Same way, I know that deleting same pointer twice might do really bad things like heap corruption. The following code:
int* p=new int();
delete p;
delete p; // oops disaster here, undefined behaviour
When the above code fragment executes the VC++ shows heap corruption error at runtime.
You have to be careful with terminology here. Will the stack be "corrupted" for the remainder of your program's life? It may be; it may not be. In this instance you've only corrupted data within the current stack frame, so once you're out of that function call, in practice your "corruption" will have gone.
But that's not quite the whole story. Since you've overwritten a variable with bytes that aren't supposed to be there, what knock-on effects might that have on your program? The consequences of this memory corruption could feasibly be logically passed on to other function scopes, or even other computers if you're sending this data over a network connection and the data is no longer in the expected form. (Typically, your data protocol will have safety features built into it to detect and discard unexpected forms of data; but, that's up to you.)
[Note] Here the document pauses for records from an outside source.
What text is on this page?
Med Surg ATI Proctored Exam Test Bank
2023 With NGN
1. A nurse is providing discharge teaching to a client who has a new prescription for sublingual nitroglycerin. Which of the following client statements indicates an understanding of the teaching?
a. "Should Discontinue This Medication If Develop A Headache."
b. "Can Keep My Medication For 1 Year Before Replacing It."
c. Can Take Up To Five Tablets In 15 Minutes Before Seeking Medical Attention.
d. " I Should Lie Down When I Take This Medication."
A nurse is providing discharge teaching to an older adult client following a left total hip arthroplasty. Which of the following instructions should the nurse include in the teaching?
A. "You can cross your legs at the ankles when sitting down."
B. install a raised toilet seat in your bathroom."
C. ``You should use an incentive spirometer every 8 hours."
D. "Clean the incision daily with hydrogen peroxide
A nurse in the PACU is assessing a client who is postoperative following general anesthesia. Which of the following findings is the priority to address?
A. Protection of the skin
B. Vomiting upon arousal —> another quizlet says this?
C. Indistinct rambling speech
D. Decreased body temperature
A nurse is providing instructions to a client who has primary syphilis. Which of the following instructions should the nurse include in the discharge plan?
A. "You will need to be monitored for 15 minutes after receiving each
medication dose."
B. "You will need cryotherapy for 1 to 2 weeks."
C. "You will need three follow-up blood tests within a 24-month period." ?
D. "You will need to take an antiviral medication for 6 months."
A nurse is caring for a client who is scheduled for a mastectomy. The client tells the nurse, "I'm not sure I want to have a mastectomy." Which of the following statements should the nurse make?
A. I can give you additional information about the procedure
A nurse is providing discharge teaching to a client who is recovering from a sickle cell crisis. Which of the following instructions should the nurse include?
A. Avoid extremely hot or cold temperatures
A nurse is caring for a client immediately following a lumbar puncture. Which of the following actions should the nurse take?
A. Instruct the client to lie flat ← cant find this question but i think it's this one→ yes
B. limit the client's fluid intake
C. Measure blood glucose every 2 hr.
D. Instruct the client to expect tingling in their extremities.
The same is true of heap corruption. Any time you overwrite the bytes of something that is not supposed to be overwritten, and any time you do so with arbitrary or unknowable data, you run the risk of potentially catastrophic consequences that may logically last well beyond the lifetime of your program.
Within the scope of C++ as a language, this condition is summed up in a specific phrase: undefined behaviour. It states that you can't really rely on anything at all after you've corrupted your memory. Once you've invoked UB, all bets are off.
The one guarantee that you usually have in practice is that your OS will not allow you to directly overwrite any memory that does not belong to your program. That is, corrupting the memory of other processes or of the OS itself is very difficult. The memory model of modern OSs is deliberately designed that way in order to keep programs isolated and prevent this kind of damage from broken programs and/or viruses.